The present study reveals: 1) the common signaling pathways in AD and other diseases marked by ADAS; 2) the alterations in metabolic pathways uncovered in this study correlate with dysbiosis in C&A [14]; 3) the ADAS-linked prevalence of fecal metabolites in C&A and CRC shed light on interfacing mechanism of tryptamine-induced inositol phosphate signaling; 4) L-amino acids decarboxylase activity (AAD) of human gut is critical for production of cytotoxic BA in ADAS-linked pathology.

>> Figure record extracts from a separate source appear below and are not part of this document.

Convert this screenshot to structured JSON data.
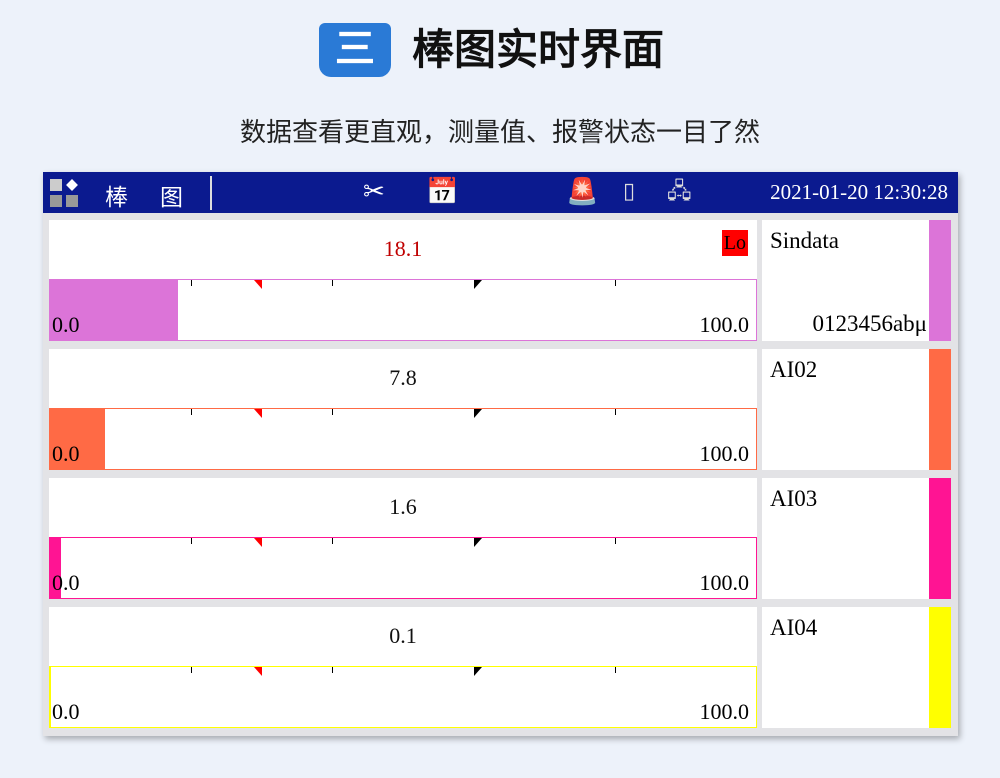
{
  "heading": {
    "badge": "三",
    "title": "棒图实时界面",
    "subtitle": "数据查看更直观，测量值、报警状态一目了然"
  },
  "header": {
    "menu_icon": "grid-menu-icon",
    "title_chars": [
      "棒",
      "图"
    ],
    "icons": [
      "scissors-icon",
      "calendar-clock-icon",
      "alarm-light-icon",
      "usb-ok-icon",
      "network-disconnected-icon"
    ],
    "datetime": "2021-01-20  12:30:28",
    "bg_color": "#0b1a8f"
  },
  "channels": [
    {
      "value": "18.1",
      "value_color": "#c00000",
      "alarm": "Lo",
      "min": "0.0",
      "max": "100.0",
      "percent": 18.1,
      "name": "Sindata",
      "desc": "0123456abμ",
      "color": "#dc74d8",
      "low_mark": 30,
      "high_mark": 60
    },
    {
      "value": "7.8",
      "value_color": "#111111",
      "alarm": "",
      "min": "0.0",
      "max": "100.0",
      "percent": 7.8,
      "name": "AI02",
      "desc": "",
      "color": "#ff6a45",
      "low_mark": 30,
      "high_mark": 60
    },
    {
      "value": "1.6",
      "value_color": "#111111",
      "alarm": "",
      "min": "0.0",
      "max": "100.0",
      "percent": 1.6,
      "name": "AI03",
      "desc": "",
      "color": "#ff1493",
      "low_mark": 30,
      "high_mark": 60
    },
    {
      "value": "0.1",
      "value_color": "#111111",
      "alarm": "",
      "min": "0.0",
      "max": "100.0",
      "percent": 0.1,
      "name": "AI04",
      "desc": "",
      "color": "#ffff00",
      "low_mark": 30,
      "high_mark": 60
    }
  ]
}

The AAD modifying factors discussed here are vitamin B6, salt stress, and low pH; 5) impairment of protein biosynthesis machinery in human gut microbiome and human cells can play a causative role in ADAS linked pathologies. The amino acids-to-biogenic amines conversion regulates the protein biosynthesis at the levels of: 1) aminoacyl-tRNA synthetase (ARS) enzymatic activities, and 2) transcription of genes encoding ARS in the decarboxylase gene clusters. Altogether the data support conclusion that neurodegeneration is a part of the generalized protein biosynthesis machinery dysfunction. The targeted metagenomics revealed the gut microbial metabolites that expand the knowledge of human pathophysiology. The data on AD related comorbidity and concomitant diseases along with our data on targeted gut metagenomics sequence analysis support that AD is a systemic widespread disease that start from the human gut dysbiosis. The BA produced from amino acids by gut microbiome spread to the system through the damaged vascular and intestinal cells. This damage results from the BA non-specific cytotoxicity that can target and kill any cells in any organs of the human body including brain, vascular, and intestinal cells while the BA affinity to its degrading MAO enzymes is lower than BA affinity to ARS.